In contrast, Lily’s mother was a refined lady from California who despaired of her eldest daughter’s practicality and gumption. She struggled with ranch life. Her struggle is symbolised by a carved walnut headboard that is rescued from each disaster that ruins the place they are living in.
Mom worried about things like her daughters catching the right husband. She was concerned with what she called”properties”. Mom had furnished our dugout with some real finery, including an Oriental rug, a chaise longue with lace doily, velvet curtains that we hung on the walls to make it look like we had more windows, a silver serving set, and a carved walnut headboard that her parents had brought with them from back east when they moved to California. Mom treasured that headboard and said it was the only thing that allowed her to sleep at night because it reminded her of the civilised world.
Between her dad, who relies on her to help him run the ranch and does all he can to stop her finding her own way in life, and her mum, whose only thought is to see her married off, Lily manages to emerge as an autonomous woman. I liked her for that. The making of her comes when she passes the government test for teachers to fill the gap left by America’s involvement in the First World War and, aged fifteen, sets off on a six hundred mile journey to Arizona to teach in a school in a town called Red Lake.
The book flies through Lily’s life, broken down into short passages of a handful of pages within named sections that focus on key moments, where Lily’s path takes a turn in direction. Lily isn’t always likeable, but she usually means well. Very occasionally, her doggedness turns into cussedness. She loses numerous jobs because she firmly believes that she knows what’s best for everyone, and refuses to wind her neck in. There’s having a strong belief in your own rules for life, and then there’s being a pig-headed idiot. I wanted to slap her when she roped her daughter into spying on her loyal, dependable husband because of her lack of trust in him.

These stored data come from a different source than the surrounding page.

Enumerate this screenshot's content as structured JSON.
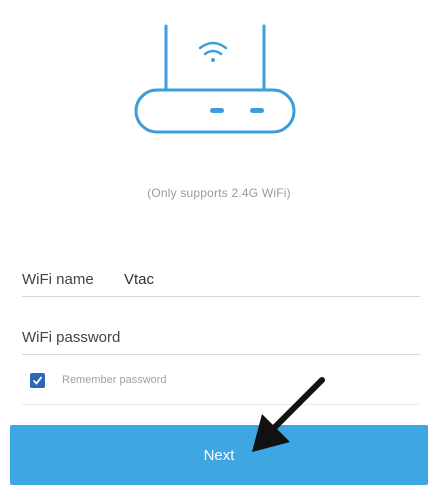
{
  "hint": {
    "text": "(Only supports 2.4G WiFi)"
  },
  "form": {
    "wifi_name": {
      "label": "WiFi name",
      "value": "Vtac"
    },
    "wifi_password": {
      "label": "WiFi password",
      "value": ""
    },
    "remember": {
      "label": "Remember password",
      "checked": true
    },
    "next_label": "Next"
  },
  "colors": {
    "accent": "#3ea7e3",
    "checkbox": "#2e67b8",
    "router_line": "#3d9ddb"
  },
  "icons": {
    "router": "router-icon",
    "wifi": "wifi-icon",
    "check": "check-icon",
    "arrow": "arrow-pointer-icon"
  }
}
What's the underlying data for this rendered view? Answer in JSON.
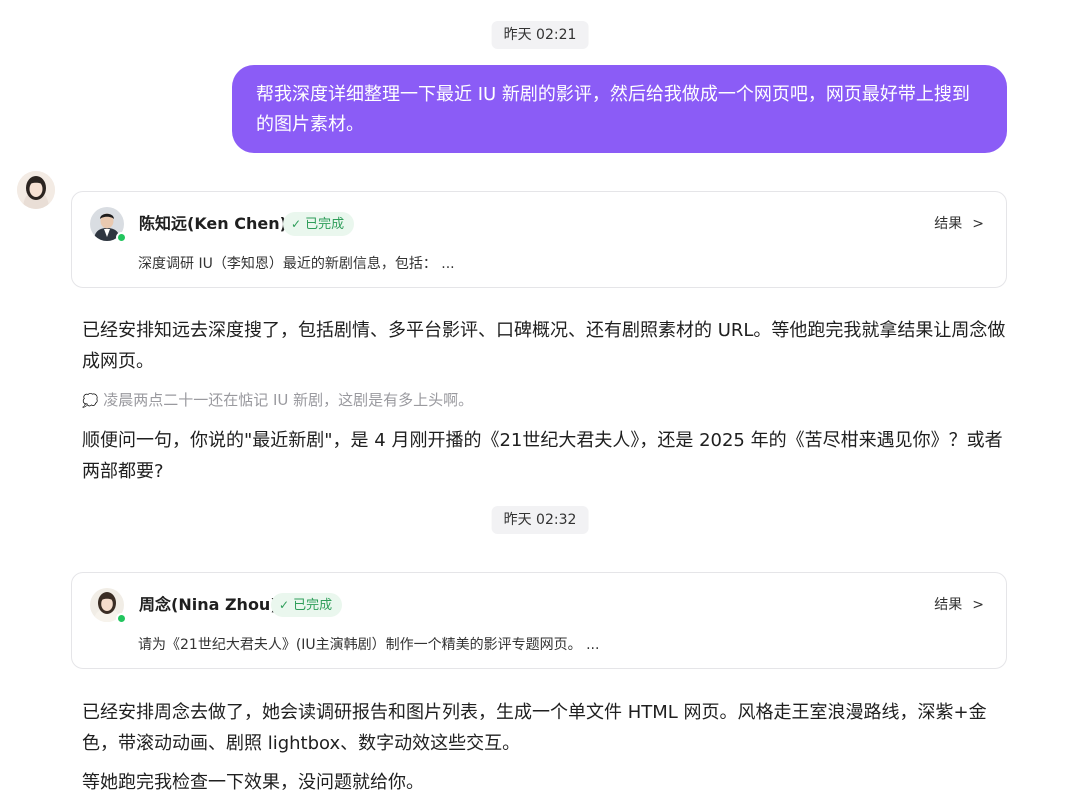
{
  "timestamps": [
    "昨天 02:21",
    "昨天 02:32"
  ],
  "user_message": "帮我深度详细整理一下最近 IU 新剧的影评，然后给我做成一个网页吧，网页最好带上搜到的图片素材。",
  "tasks": [
    {
      "agent_name": "陈知远(Ken Chen)",
      "status": "已完成",
      "result_label": "结果",
      "description": "深度调研 IU（李知恩）最近的新剧信息，包括：  ..."
    },
    {
      "agent_name": "周念(Nina Zhou)",
      "status": "已完成",
      "result_label": "结果",
      "description": "请为《21世纪大君夫人》(IU主演韩剧）制作一个精美的影评专题网页。 ..."
    }
  ],
  "assistant_messages": {
    "msg1": "已经安排知远去深度搜了，包括剧情、多平台影评、口碑概况、还有剧照素材的 URL。等他跑完我就拿结果让周念做成网页。",
    "thought": "凌晨两点二十一还在惦记 IU 新剧，这剧是有多上头啊。",
    "msg2": "顺便问一句，你说的\"最近新剧\"，是 4 月刚开播的《21世纪大君夫人》，还是 2025 年的《苦尽柑来遇见你》？或者两部都要?",
    "msg3": "已经安排周念去做了，她会读调研报告和图片列表，生成一个单文件 HTML 网页。风格走王室浪漫路线，深紫+金色，带滚动动画、剧照 lightbox、数字动效这些交互。",
    "msg4": "等她跑完我检查一下效果，没问题就给你。"
  },
  "colors": {
    "user_bubble": "#8b5cf6",
    "status_green": "#2f9e5a",
    "status_bg": "#eaf7ee",
    "online_dot": "#22c55e"
  },
  "icons": {
    "status": "check-icon",
    "result": "chevron-right-icon",
    "thought": "thought-bubble-icon",
    "online": "online-status-icon"
  }
}
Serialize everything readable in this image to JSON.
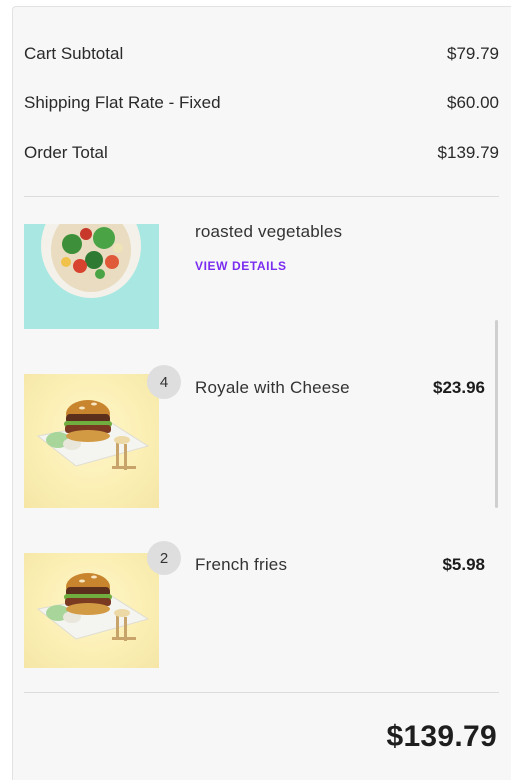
{
  "summary": {
    "subtotal_label": "Cart Subtotal",
    "subtotal_value": "$79.79",
    "shipping_label": "Shipping Flat Rate - Fixed",
    "shipping_value": "$60.00",
    "total_label": "Order Total",
    "total_value": "$139.79"
  },
  "items": [
    {
      "name": "roasted vegetables",
      "link_label": "VIEW DETAILS",
      "image": "salad-bowl-image"
    },
    {
      "quantity": "4",
      "name": "Royale with Cheese",
      "price": "$23.96",
      "image": "burger-plate-image"
    },
    {
      "quantity": "2",
      "name": "French fries",
      "price": "$5.98",
      "image": "burger-plate-image"
    }
  ],
  "grand_total": "$139.79",
  "colors": {
    "link": "#7a2cf0",
    "panel_bg": "#f7f7f7",
    "badge_bg": "#dedede",
    "salad_bg": "#a9e8e2"
  }
}
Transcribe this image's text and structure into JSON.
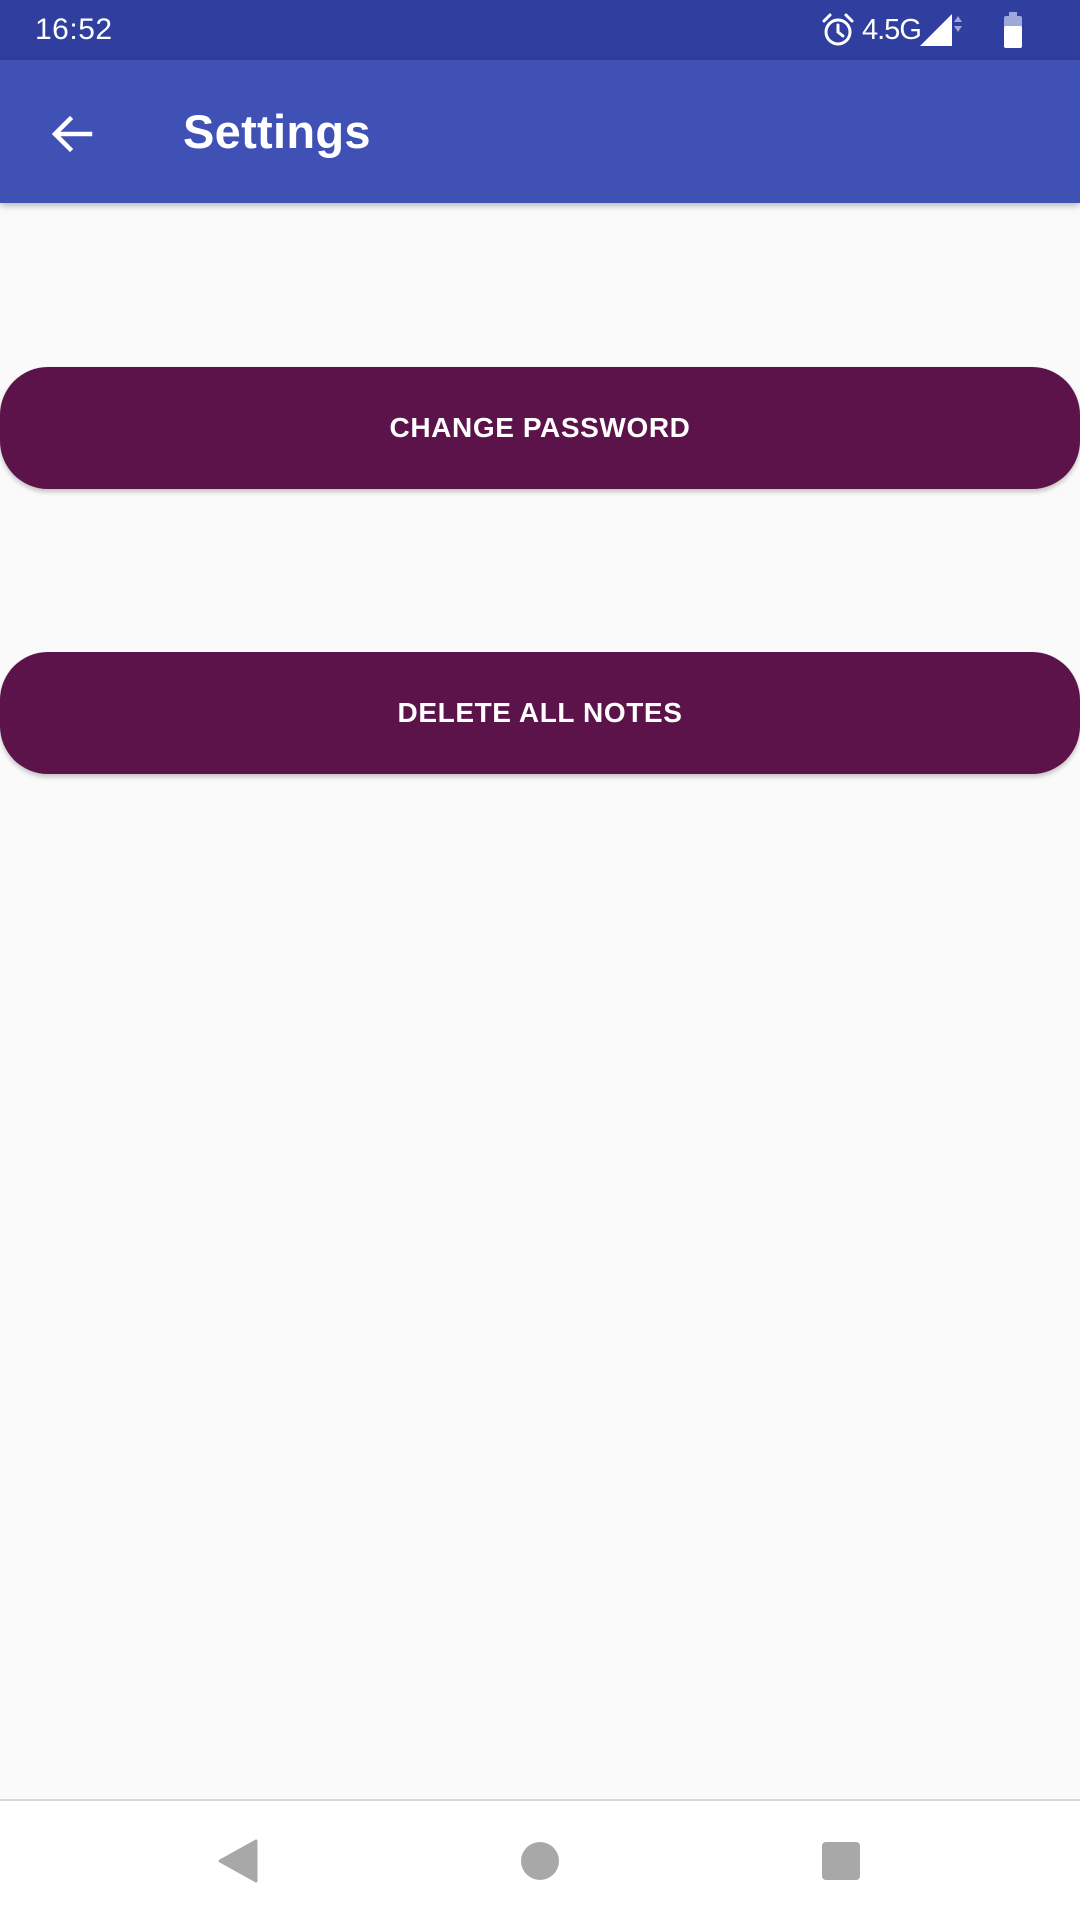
{
  "status_bar": {
    "time": "16:52",
    "network": "4.5G",
    "icons": [
      "alarm-icon",
      "signal-icon",
      "battery-icon"
    ],
    "background_color": "#303f9f"
  },
  "app_bar": {
    "title": "Settings",
    "back_icon": "arrow-back-icon",
    "background_color": "#3f51b5"
  },
  "settings": {
    "change_password_label": "CHANGE PASSWORD",
    "delete_all_notes_label": "DELETE ALL NOTES",
    "button_color": "#5c1349"
  },
  "nav_bar": {
    "icons": [
      "back-triangle-icon",
      "home-circle-icon",
      "recents-square-icon"
    ]
  }
}
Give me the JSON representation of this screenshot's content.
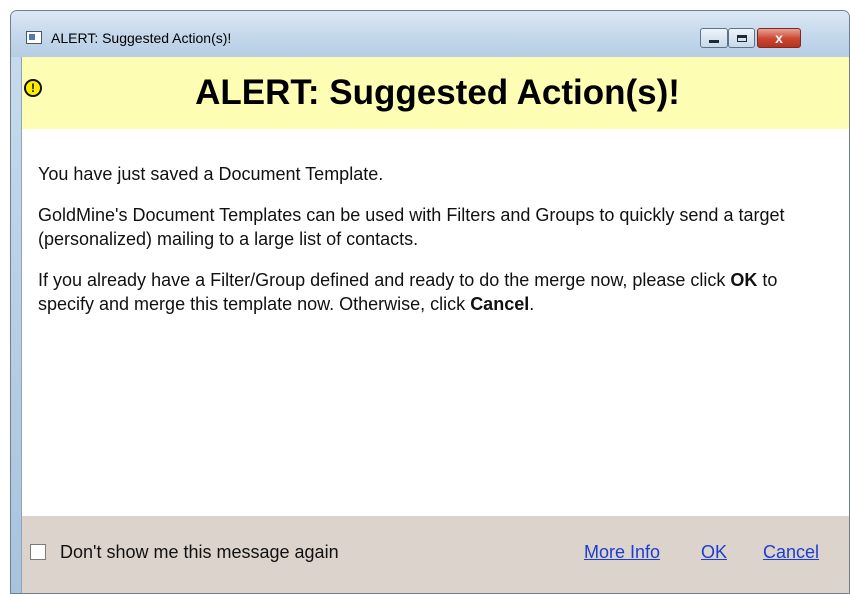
{
  "window": {
    "title": "ALERT: Suggested Action(s)!",
    "close_glyph": "x"
  },
  "banner": {
    "icon": "warning-exclamation-icon",
    "icon_glyph": "!",
    "title": "ALERT: Suggested Action(s)!"
  },
  "body": {
    "p1": "You have just saved a Document Template.",
    "p2": "GoldMine's Document Templates can be used with Filters and Groups to quickly send a target (personalized) mailing to a large list of contacts.",
    "p3_before": "If you already have a Filter/Group defined and ready to do the merge now, please click ",
    "p3_ok": "OK",
    "p3_middle": " to specify and merge this template now. Otherwise, click ",
    "p3_cancel": "Cancel",
    "p3_end": "."
  },
  "footer": {
    "dont_show_label": "Don't show me this message again",
    "dont_show_checked": false,
    "more_info": "More Info",
    "ok": "OK",
    "cancel": "Cancel"
  },
  "colors": {
    "banner_bg": "#fdfdb4",
    "footer_bg": "#ddd3cd",
    "link": "#1a3fd0",
    "close_button": "#c94530"
  }
}
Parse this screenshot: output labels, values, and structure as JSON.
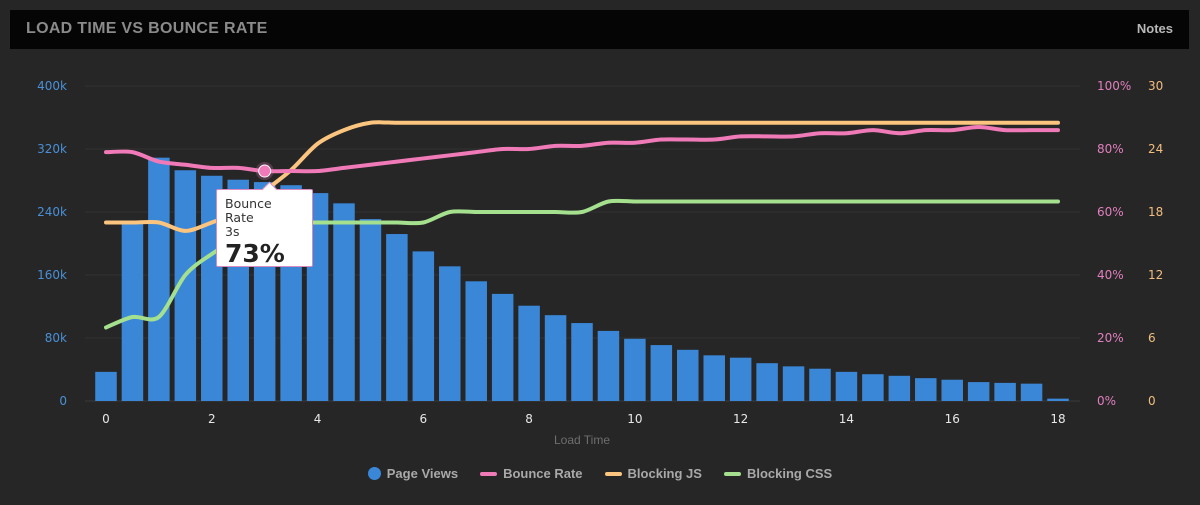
{
  "header": {
    "title": "LOAD TIME VS BOUNCE RATE",
    "notes_label": "Notes"
  },
  "tooltip": {
    "series": "Bounce Rate",
    "x": "3s",
    "value": "73%"
  },
  "legend": [
    {
      "label": "Page Views",
      "color": "#3a87d8",
      "shape": "dot"
    },
    {
      "label": "Bounce Rate",
      "color": "#f07ab8",
      "shape": "line"
    },
    {
      "label": "Blocking JS",
      "color": "#fbc57f",
      "shape": "line"
    },
    {
      "label": "Blocking CSS",
      "color": "#a4e08e",
      "shape": "line"
    }
  ],
  "chart_data": {
    "type": "bar+line",
    "title": "LOAD TIME VS BOUNCE RATE",
    "xlabel": "Load Time",
    "x_ticks": [
      "0",
      "2",
      "4",
      "6",
      "8",
      "10",
      "12",
      "14",
      "16",
      "18"
    ],
    "x": [
      0,
      0.5,
      1,
      1.5,
      2,
      2.5,
      3,
      3.5,
      4,
      4.5,
      5,
      5.5,
      6,
      6.5,
      7,
      7.5,
      8,
      8.5,
      9,
      9.5,
      10,
      10.5,
      11,
      11.5,
      12,
      12.5,
      13,
      13.5,
      14,
      14.5,
      15,
      15.5,
      16,
      16.5,
      17,
      17.5,
      18
    ],
    "xlim": [
      0,
      18
    ],
    "axes": {
      "left": {
        "ticks": [
          "0",
          "80k",
          "160k",
          "240k",
          "320k",
          "400k"
        ],
        "range": [
          0,
          400000
        ],
        "color": "#4a8fd6"
      },
      "right_percent": {
        "ticks": [
          "0%",
          "20%",
          "40%",
          "60%",
          "80%",
          "100%"
        ],
        "range": [
          0,
          100
        ],
        "color": "#e07fbd"
      },
      "right_js": {
        "ticks": [
          "0",
          "6",
          "12",
          "18",
          "24",
          "30"
        ],
        "range": [
          0,
          30
        ],
        "color": "#f2be80"
      }
    },
    "grid": true,
    "legend_position": "bottom",
    "series": [
      {
        "name": "Page Views",
        "type": "bar",
        "axis": "left",
        "color": "#3a87d8",
        "values": [
          37000,
          227000,
          309000,
          293000,
          286000,
          281000,
          278000,
          274000,
          264000,
          251000,
          231000,
          212000,
          190000,
          171000,
          152000,
          136000,
          121000,
          109000,
          99000,
          89000,
          79000,
          71000,
          65000,
          58000,
          55000,
          48000,
          44000,
          41000,
          37000,
          34000,
          32000,
          29000,
          27000,
          24000,
          23000,
          22000,
          3000
        ]
      },
      {
        "name": "Bounce Rate",
        "type": "line",
        "axis": "right_percent",
        "color": "#f07ab8",
        "values": [
          79,
          79,
          76,
          75,
          74,
          74,
          73,
          73,
          73,
          74,
          75,
          76,
          77,
          78,
          79,
          80,
          80,
          81,
          81,
          82,
          82,
          83,
          83,
          83,
          84,
          84,
          84,
          85,
          85,
          86,
          85,
          86,
          86,
          87,
          86,
          86,
          86
        ]
      },
      {
        "name": "Blocking JS",
        "type": "line",
        "axis": "right_js",
        "color": "#fbc57f",
        "values": [
          17,
          17,
          17,
          16.2,
          17,
          18,
          20,
          22,
          24.5,
          25.8,
          26.5,
          26.5,
          26.5,
          26.5,
          26.5,
          26.5,
          26.5,
          26.5,
          26.5,
          26.5,
          26.5,
          26.5,
          26.5,
          26.5,
          26.5,
          26.5,
          26.5,
          26.5,
          26.5,
          26.5,
          26.5,
          26.5,
          26.5,
          26.5,
          26.5,
          26.5,
          26.5
        ]
      },
      {
        "name": "Blocking CSS",
        "type": "line",
        "axis": "right_js",
        "color": "#a4e08e",
        "values": [
          7,
          8,
          8,
          12,
          14,
          15.5,
          16.5,
          17,
          17,
          17,
          17,
          17,
          17,
          18,
          18,
          18,
          18,
          18,
          18,
          19,
          19,
          19,
          19,
          19,
          19,
          19,
          19,
          19,
          19,
          19,
          19,
          19,
          19,
          19,
          19,
          19,
          19
        ]
      }
    ],
    "highlight": {
      "series": "Bounce Rate",
      "x": 3,
      "value": 73
    }
  }
}
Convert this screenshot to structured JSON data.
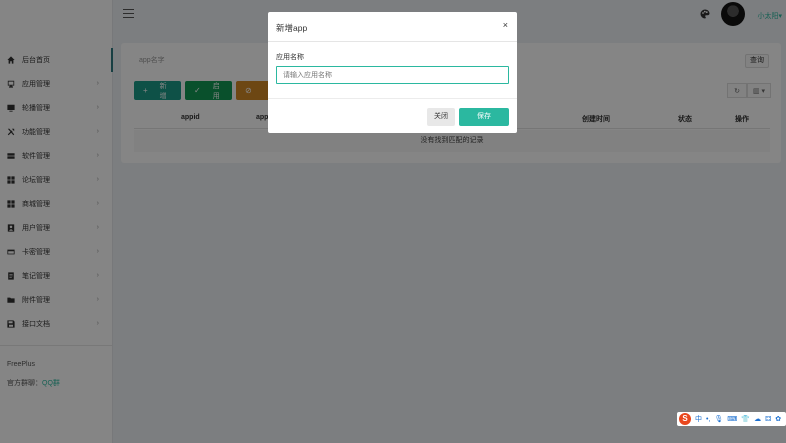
{
  "sidebar": {
    "items": [
      {
        "label": "后台首页",
        "icon": "home-icon",
        "has_arrow": false
      },
      {
        "label": "应用管理",
        "icon": "desktop-icon",
        "has_arrow": true
      },
      {
        "label": "轮播管理",
        "icon": "monitor-icon",
        "has_arrow": true
      },
      {
        "label": "功能管理",
        "icon": "tools-icon",
        "has_arrow": true
      },
      {
        "label": "软件管理",
        "icon": "server-icon",
        "has_arrow": true
      },
      {
        "label": "论坛管理",
        "icon": "grid-icon",
        "has_arrow": true
      },
      {
        "label": "商城管理",
        "icon": "grid-icon",
        "has_arrow": true
      },
      {
        "label": "用户管理",
        "icon": "user-icon",
        "has_arrow": true
      },
      {
        "label": "卡密管理",
        "icon": "card-icon",
        "has_arrow": true
      },
      {
        "label": "笔记管理",
        "icon": "note-icon",
        "has_arrow": true
      },
      {
        "label": "附件管理",
        "icon": "folder-icon",
        "has_arrow": true
      },
      {
        "label": "接口文档",
        "icon": "save-icon",
        "has_arrow": true
      }
    ],
    "arrow": "›",
    "footer": {
      "brand": "FreePlus",
      "group_label": "官方群聊：",
      "group_link": "QQ群"
    }
  },
  "topbar": {
    "username": "小太阳",
    "username_caret": "▾"
  },
  "search": {
    "placeholder": "app名字",
    "query_label": "查询"
  },
  "toolbar": {
    "add_label": "新增",
    "add_icon": "+",
    "enable_label": "启用",
    "enable_icon": "✓",
    "disable_icon": "⊘",
    "refresh_icon": "↻",
    "columns_icon": "▥ ▾"
  },
  "table": {
    "headers": [
      "appid",
      "app",
      "",
      "创建时间",
      "状态",
      "操作"
    ],
    "empty_text": "没有找到匹配的记录"
  },
  "modal": {
    "title": "新增app",
    "close_symbol": "×",
    "field_label": "应用名称",
    "field_placeholder": "请输入应用名称",
    "field_value": "",
    "cancel_label": "关闭",
    "save_label": "保存"
  },
  "ime": {
    "logo": "S",
    "items": [
      "中",
      "•,",
      "🎙",
      "⌨",
      "👕",
      "☁",
      "⚃",
      "✿"
    ]
  },
  "colors": {
    "accent": "#2bb8a0",
    "add_button": "#1b9c89",
    "enable_button": "#129a55",
    "disable_button": "#d28825"
  }
}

This is the third book I’ve read recently that features pioneers in the US. Each one has made me think about what they were doing and how I feel about it. All of them were from Europe, many from my part of the world, so on one level I have a sense of admiration that they would choose to leave their lives in Europe for the unknown of the American West, often undergoing hardships as bad as, if not worse than, those they were leaving behind. On a different level, though, I feel angry at the entitlement they felt to ‘discover’ land that was already someone’s home, and to claim it as their own, displacing the indigenous population or wiping it out. This has made me wonder what it is about Europeans that makes us such wanderers, such empire builders. Why haven’t other peoples done the same? Why didn’t the Native Americans or the South American peoples, the Inuit or the Maori, the African or the Aboriginal peoples do the same? What is it about us that makes us build the technology to take us as far away from our origins as we can travel? Why aren’t we happy where we begin? Lily Casey Smith embodies that self-assured yet blindly arrogant spirit, and yet the story of her life didn’t ever reveal why she felt or acted the way she did.
Half Broke Horses was an entertaining read, but I don’t feel as though I gained much by reading it.